Agency is the perception that a robot has the ability to act autonomously or make decisions, impacting how humans relate to it. If moving the mouse made you think that the character was glad to see you could mean that you believe the character has agency. The character’s agency is conveyed through its ability to independently switch emotions (e.g., from neutral to happy when the mouse approaches), giving the impression that it autonomously ‘chooses’ to react to the user’s presence." After playing with the application for a while it becomes obvious that the look of surprise is a preprogrammed response; an algorithm that moves pixels on a screen through different states.
And the character's emotions are not a conscious choice that it makes with every interaction even though it looks that way.

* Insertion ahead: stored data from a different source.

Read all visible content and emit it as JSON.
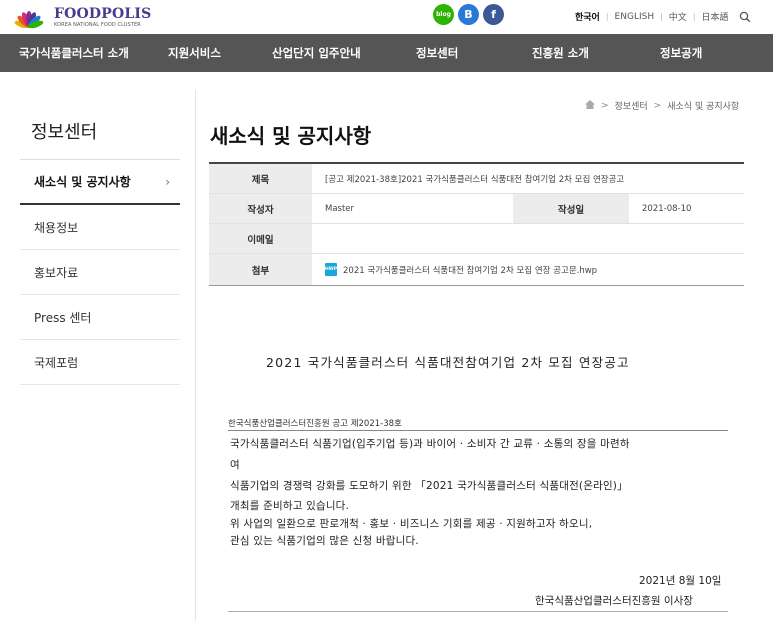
{
  "brand": {
    "name": "FOODPOLIS",
    "subtitle": "KOREA NATIONAL FOOD CLUSTER",
    "petal_colors": [
      "#f2a900",
      "#e8541e",
      "#d62a7a",
      "#8a2c8f",
      "#4a3b8f",
      "#2a78d8",
      "#2db400"
    ]
  },
  "social": {
    "blog": "blog",
    "band": "B",
    "facebook": "f"
  },
  "languages": [
    "한국어",
    "ENGLISH",
    "中文",
    "日本語"
  ],
  "nav": [
    "국가식품클러스터 소개",
    "지원서비스",
    "산업단지 입주안내",
    "정보센터",
    "진흥원 소개",
    "정보공개"
  ],
  "sidebar": {
    "title": "정보센터",
    "items": [
      "새소식 및 공지사항",
      "채용정보",
      "홍보자료",
      "Press 센터",
      "국제포럼"
    ]
  },
  "breadcrumb": [
    "정보센터",
    "새소식 및 공지사항"
  ],
  "page_title": "새소식 및 공지사항",
  "post": {
    "subject_label": "제목",
    "subject": "[공고 제2021-38호]2021 국가식품클러스터 식품대전 참여기업 2차 모집 연장공고",
    "author_label": "작성자",
    "author": "Master",
    "date_label": "작성일",
    "date": "2021-08-10",
    "email_label": "이메일",
    "email": "",
    "attach_label": "첨부",
    "attach_icon": "HWP",
    "attachment": "2021 국가식품클러스터 식품대전 참여기업 2차 모집 연장 공고문.hwp"
  },
  "document": {
    "title": "2021 국가식품클러스터 식품대전참여기업 2차 모집 연장공고",
    "ref": "한국식품산업클러스터진흥원 공고 제2021-38호",
    "lines": [
      "  국가식품클러스터 식품기업(입주기업 등)과 바이어 · 소비자 간 교류 ·  소통의 장을 마련하",
      "여",
      "식품기업의 경쟁력 강화를 도모하기 위한 「2021 국가식품클러스터 식품대전(온라인)」",
      "개최를 준비하고 있습니다.",
      "위 사업의 일환으로 판로개척 · 홍보 · 비즈니스 기회를 제공 · 지원하고자 하오니,",
      "관심 있는 식품기업의 많은 신청 바랍니다."
    ],
    "date": "2021년 8월 10일",
    "signature": "한국식품산업클러스터진흥원 이사장"
  }
}
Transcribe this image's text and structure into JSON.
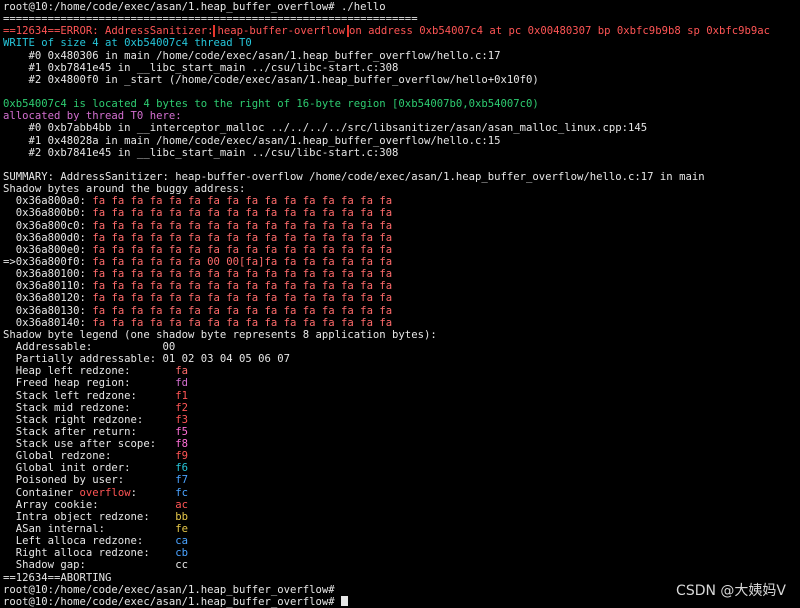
{
  "term": {
    "cmd": "root@10:/home/code/exec/asan/1.heap_buffer_overflow# ./hello",
    "sep": "=================================================================",
    "err_prefix": "==12634==ERROR: AddressSanitizer:",
    "err_kind": "heap-buffer-overflow",
    "err_rest": "on address 0xb54007c4 at pc 0x00480307 bp 0xbfc9b9b8 sp 0xbfc9b9ac",
    "write": "WRITE of size 4 at 0xb54007c4 thread T0",
    "f0": "    #0 0x480306 in main /home/code/exec/asan/1.heap_buffer_overflow/hello.c:17",
    "f1": "    #1 0xb7841e45 in __libc_start_main ../csu/libc-start.c:308",
    "f2": "    #2 0x4800f0 in _start (/home/code/exec/asan/1.heap_buffer_overflow/hello+0x10f0)",
    "located": "0xb54007c4 is located 4 bytes to the right of 16-byte region [0xb54007b0,0xb54007c0)",
    "alloc": "allocated by thread T0 here:",
    "a0": "    #0 0xb7abb4bb in __interceptor_malloc ../../../../src/libsanitizer/asan/asan_malloc_linux.cpp:145",
    "a1": "    #1 0x48028a in main /home/code/exec/asan/1.heap_buffer_overflow/hello.c:15",
    "a2": "    #2 0xb7841e45 in __libc_start_main ../csu/libc-start.c:308",
    "summary": "SUMMARY: AddressSanitizer: heap-buffer-overflow /home/code/exec/asan/1.heap_buffer_overflow/hello.c:17 in main",
    "shadow_hdr": "Shadow bytes around the buggy address:",
    "sh": [
      {
        "addr": "  0x36a800a0:",
        "bytes": "fa fa fa fa fa fa fa fa fa fa fa fa fa fa fa fa"
      },
      {
        "addr": "  0x36a800b0:",
        "bytes": "fa fa fa fa fa fa fa fa fa fa fa fa fa fa fa fa"
      },
      {
        "addr": "  0x36a800c0:",
        "bytes": "fa fa fa fa fa fa fa fa fa fa fa fa fa fa fa fa"
      },
      {
        "addr": "  0x36a800d0:",
        "bytes": "fa fa fa fa fa fa fa fa fa fa fa fa fa fa fa fa"
      },
      {
        "addr": "  0x36a800e0:",
        "bytes": "fa fa fa fa fa fa fa fa fa fa fa fa fa fa fa fa"
      },
      {
        "addr": "=>0x36a800f0:",
        "bytes": "fa fa fa fa fa fa 00 00[fa]fa fa fa fa fa fa fa"
      },
      {
        "addr": "  0x36a80100:",
        "bytes": "fa fa fa fa fa fa fa fa fa fa fa fa fa fa fa fa"
      },
      {
        "addr": "  0x36a80110:",
        "bytes": "fa fa fa fa fa fa fa fa fa fa fa fa fa fa fa fa"
      },
      {
        "addr": "  0x36a80120:",
        "bytes": "fa fa fa fa fa fa fa fa fa fa fa fa fa fa fa fa"
      },
      {
        "addr": "  0x36a80130:",
        "bytes": "fa fa fa fa fa fa fa fa fa fa fa fa fa fa fa fa"
      },
      {
        "addr": "  0x36a80140:",
        "bytes": "fa fa fa fa fa fa fa fa fa fa fa fa fa fa fa fa"
      }
    ],
    "legend_hdr": "Shadow byte legend (one shadow byte represents 8 application bytes):",
    "legend": [
      {
        "label": "  Addressable:           ",
        "val": "00",
        "cls": "w"
      },
      {
        "label": "  Partially addressable: ",
        "val": "01 02 03 04 05 06 07",
        "cls": "w"
      },
      {
        "label": "  Heap left redzone:       ",
        "val": "fa",
        "cls": "fa"
      },
      {
        "label": "  Freed heap region:       ",
        "val": "fd",
        "cls": "m"
      },
      {
        "label": "  Stack left redzone:      ",
        "val": "f1",
        "cls": "r"
      },
      {
        "label": "  Stack mid redzone:       ",
        "val": "f2",
        "cls": "r"
      },
      {
        "label": "  Stack right redzone:     ",
        "val": "f3",
        "cls": "r"
      },
      {
        "label": "  Stack after return:      ",
        "val": "f5",
        "cls": "p"
      },
      {
        "label": "  Stack use after scope:   ",
        "val": "f8",
        "cls": "p"
      },
      {
        "label": "  Global redzone:          ",
        "val": "f9",
        "cls": "r"
      },
      {
        "label": "  Global init order:       ",
        "val": "f6",
        "cls": "c"
      },
      {
        "label": "  Poisoned by user:        ",
        "val": "f7",
        "cls": "b"
      },
      {
        "label": "  Container ",
        "mid": "overflow",
        "label2": ":      ",
        "val": "fc",
        "cls": "b"
      },
      {
        "label": "  Array cookie:            ",
        "val": "ac",
        "cls": "r"
      },
      {
        "label": "  Intra object redzone:    ",
        "val": "bb",
        "cls": "y"
      },
      {
        "label": "  ASan internal:           ",
        "val": "fe",
        "cls": "y"
      },
      {
        "label": "  Left alloca redzone:     ",
        "val": "ca",
        "cls": "b"
      },
      {
        "label": "  Right alloca redzone:    ",
        "val": "cb",
        "cls": "b"
      },
      {
        "label": "  Shadow gap:              ",
        "val": "cc",
        "cls": "w"
      }
    ],
    "abort": "==12634==ABORTING",
    "prompt2": "root@10:/home/code/exec/asan/1.heap_buffer_overflow#",
    "prompt3": "root@10:/home/code/exec/asan/1.heap_buffer_overflow#"
  },
  "watermark": "CSDN @大姨妈V"
}
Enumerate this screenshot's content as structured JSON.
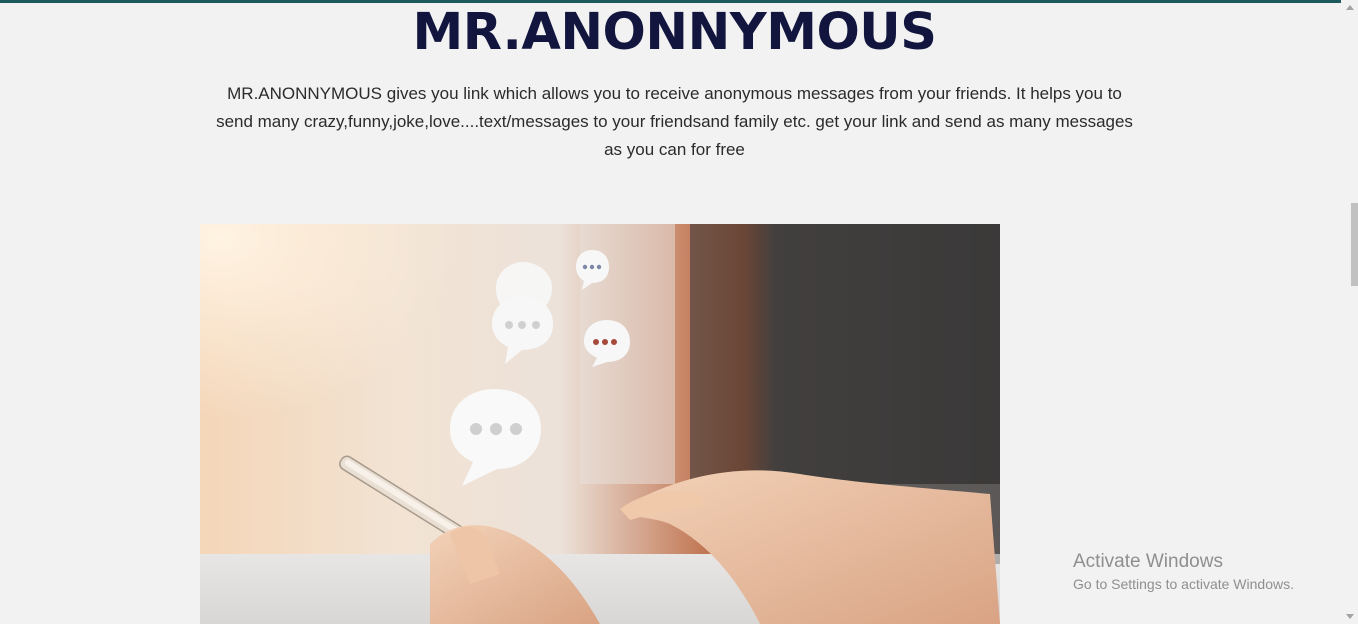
{
  "hero": {
    "title": "MR.ANONNYMOUS",
    "description": "MR.ANONNYMOUS gives you link which allows you to receive anonymous messages from your friends. It helps you to send many crazy,funny,joke,love....text/messages to your friendsand family etc. get your link and send as many messages as you can for free"
  },
  "image": {
    "icon": "phone-with-chat-bubbles-photo"
  },
  "watermark": {
    "title": "Activate Windows",
    "subtitle": "Go to Settings to activate Windows."
  },
  "colors": {
    "accent_bar": "#1d5a5e",
    "title": "#12163f",
    "background": "#f2f2f2"
  }
}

Let me know if this work ever crosses into the uncanny valley.
By using a playful, cartoonish design, the project avoids the uncanny valley, ensuring the character feels approachable rather than eerily human-like
The project also draws on affective interaction, with emotions like happiness or surprise designed to evoke emotional responses from the user. Through social presence, the character feels like a social entity, enhancing the sense of interaction. Finally, proxemics plays a role, as the character’s emotions intensify based on the mouse’s virtual proximity, creating a dynamic and engaging experience.
I suppose my biggest inspiration for this is the keepon robot which is a minimalistic robot that creates an affective interaction with it's body movements. So this can be my attempt at a virtual keepon.

---
I made this project as a fun experiment to see if I could make some kind of virtual 'thing' that provokes emotion. Also beacuse I thought it would be cool.